ORIGINE ETIMOLOGICA DEL TERMINE

Nella moderna scienza delle armi è opinione, saldamente radicata, che il termine “shashka” abbia origine caucasica. Di solito interpretato come derivato dalla parola “sa-shho”, che in Kabardino significa “lungo coltello”. Tuttavia, molti autori contemporanei hanno confutato questa convinzione, come nel caso dell’autorevole Emma G. Astvatsaturyan – scomparsa recentemente - autrice di innumerevoli saggi sulle armi caucasiche.

Infatti, dopo attente ricerche, vari studiosi sostengono che il termine “shashka” abbia diversa derivazione. Prima di tutto, né nella lingua circassa, né in quella cecena, né in lingua osseta esiste una parola del genere. La prima fonte del XVII secolo dove viene menzionata la parola "shashka " è il dizionario russo-inglese di Richard James (edito tra il 1618 e il 1619). Il testo contiene diverso materiale enciclopedico sulle armi russe, e tra queste riporta la parola "shash", della quale, però, non vi è riscontro di traduzione e nessuna interpretazione sul tipo di arma in oggetto: ne viene riportata solo la dizione fonetica, senza specificare il significato semantico della parola.

Secondo altre fonti, un indizio sulla “reale” origine caucasica del termine “shashka” lo si riscontrerebbe nelle opere manoscritte di Giovanni Giuliani da Lucca, missionario domenicano che visitò il Caucaso nella prima metà del XVII secolo. Tuttavia, successive ricerche approfondite, per mezzo di consultazione negli Archivi Vaticani dei suoi scritti originali, in lingua italiana e francese (vi sono anche versioni in latino), hanno smentito detta tesi. Infatti in tutti i capitolati la parola "shashka " - o dizioni simili - non è presente.
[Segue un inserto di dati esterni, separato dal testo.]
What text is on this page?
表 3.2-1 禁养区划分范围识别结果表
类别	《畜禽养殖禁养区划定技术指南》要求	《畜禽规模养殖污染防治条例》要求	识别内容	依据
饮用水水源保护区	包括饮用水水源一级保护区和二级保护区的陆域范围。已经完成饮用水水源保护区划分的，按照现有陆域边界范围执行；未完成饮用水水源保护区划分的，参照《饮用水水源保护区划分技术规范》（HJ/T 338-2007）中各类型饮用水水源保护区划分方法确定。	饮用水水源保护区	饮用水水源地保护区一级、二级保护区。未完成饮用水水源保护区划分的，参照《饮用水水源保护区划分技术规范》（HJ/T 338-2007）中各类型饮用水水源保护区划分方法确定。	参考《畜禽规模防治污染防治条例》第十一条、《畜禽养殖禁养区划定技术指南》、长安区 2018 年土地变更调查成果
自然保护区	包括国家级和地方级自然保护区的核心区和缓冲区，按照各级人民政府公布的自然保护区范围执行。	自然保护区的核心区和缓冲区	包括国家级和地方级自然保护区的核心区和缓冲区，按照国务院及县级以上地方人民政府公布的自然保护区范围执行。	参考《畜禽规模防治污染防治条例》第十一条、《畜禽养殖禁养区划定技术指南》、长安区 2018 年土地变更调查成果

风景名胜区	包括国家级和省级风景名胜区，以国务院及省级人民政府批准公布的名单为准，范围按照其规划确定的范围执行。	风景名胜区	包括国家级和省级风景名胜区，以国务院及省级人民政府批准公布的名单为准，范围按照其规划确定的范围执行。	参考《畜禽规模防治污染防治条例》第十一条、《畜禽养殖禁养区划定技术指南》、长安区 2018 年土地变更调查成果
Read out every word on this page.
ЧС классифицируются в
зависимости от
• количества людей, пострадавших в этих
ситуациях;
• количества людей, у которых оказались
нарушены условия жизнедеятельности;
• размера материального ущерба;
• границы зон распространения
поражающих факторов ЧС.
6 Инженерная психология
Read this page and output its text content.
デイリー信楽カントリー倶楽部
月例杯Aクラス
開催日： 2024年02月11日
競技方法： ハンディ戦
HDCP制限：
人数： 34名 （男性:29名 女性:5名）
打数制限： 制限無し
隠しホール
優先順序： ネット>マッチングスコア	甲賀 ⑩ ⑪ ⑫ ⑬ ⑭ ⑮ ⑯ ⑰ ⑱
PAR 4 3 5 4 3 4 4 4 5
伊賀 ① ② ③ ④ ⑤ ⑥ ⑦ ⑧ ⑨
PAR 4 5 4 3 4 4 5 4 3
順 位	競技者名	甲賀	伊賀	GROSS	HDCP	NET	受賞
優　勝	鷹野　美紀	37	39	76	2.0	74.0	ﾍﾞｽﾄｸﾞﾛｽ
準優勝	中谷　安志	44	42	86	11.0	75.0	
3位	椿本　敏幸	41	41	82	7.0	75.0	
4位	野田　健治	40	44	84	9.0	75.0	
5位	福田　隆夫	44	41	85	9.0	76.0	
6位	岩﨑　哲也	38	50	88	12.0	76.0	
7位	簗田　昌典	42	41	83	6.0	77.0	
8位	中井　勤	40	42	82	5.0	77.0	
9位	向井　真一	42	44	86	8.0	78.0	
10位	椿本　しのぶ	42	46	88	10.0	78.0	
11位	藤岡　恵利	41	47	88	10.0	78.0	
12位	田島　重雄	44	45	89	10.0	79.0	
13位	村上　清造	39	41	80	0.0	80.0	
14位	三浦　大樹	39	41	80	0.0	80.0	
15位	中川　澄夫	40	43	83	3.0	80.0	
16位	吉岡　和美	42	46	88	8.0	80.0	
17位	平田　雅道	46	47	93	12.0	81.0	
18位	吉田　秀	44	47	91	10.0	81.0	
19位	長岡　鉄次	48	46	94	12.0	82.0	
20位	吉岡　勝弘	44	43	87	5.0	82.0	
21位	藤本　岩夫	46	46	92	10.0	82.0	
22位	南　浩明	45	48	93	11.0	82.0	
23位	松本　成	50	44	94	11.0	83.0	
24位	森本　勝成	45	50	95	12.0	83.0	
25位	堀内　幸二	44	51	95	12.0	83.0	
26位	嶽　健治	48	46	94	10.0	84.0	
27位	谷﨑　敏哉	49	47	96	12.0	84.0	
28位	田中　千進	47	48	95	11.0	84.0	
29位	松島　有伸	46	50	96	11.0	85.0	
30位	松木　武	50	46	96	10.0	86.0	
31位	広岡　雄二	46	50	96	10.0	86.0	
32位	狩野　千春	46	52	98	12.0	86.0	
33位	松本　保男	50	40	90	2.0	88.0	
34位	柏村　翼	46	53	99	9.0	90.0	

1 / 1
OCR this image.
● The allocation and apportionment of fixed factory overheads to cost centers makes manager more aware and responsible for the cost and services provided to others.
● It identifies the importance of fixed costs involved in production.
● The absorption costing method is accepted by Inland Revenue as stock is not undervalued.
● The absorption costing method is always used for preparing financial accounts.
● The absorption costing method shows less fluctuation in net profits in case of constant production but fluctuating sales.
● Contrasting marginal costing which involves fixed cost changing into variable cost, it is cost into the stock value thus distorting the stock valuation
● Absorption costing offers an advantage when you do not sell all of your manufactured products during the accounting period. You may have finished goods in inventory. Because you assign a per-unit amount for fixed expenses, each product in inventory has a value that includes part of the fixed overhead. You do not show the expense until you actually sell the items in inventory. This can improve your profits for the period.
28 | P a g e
Giuliani da Lucca utilizzò, in verità, il termine “cimiterre” - in volgare “scimitarra”- parola tutt’ora in uso per indicare armi orientali e ottomane. La confusione in questo caso fu generata da traduzioni postume, quando l’etimo “shashka” era già d’uso comune nella Russia Imperiale. Ciò, infatti, lo si riscontra nella traduzione dei testi di Giuliani, risalente al 1879, di P.O. Yurchenko, che in merito alle armi da taglio cita nomenclature mai utilizzate dal porporato, come “spada”, “sciabola” e “shashka”.

Dalle documentazioni russe dell’epoca si evince che sia i cosacchi caucasici, che quelli della steppa, si armarono di shashka a partire dal XVIII secolo. Proprio nelle medesime documentazioni fu utilizzato per la prima volta il termine “shashka” in modo distinto e specifico rispetto a quello di “sciabola”, cosa che portò a una prima netta distinzione tra tipologie di armi bianche in uso alle varie specialità dell’Esercito Imperiale.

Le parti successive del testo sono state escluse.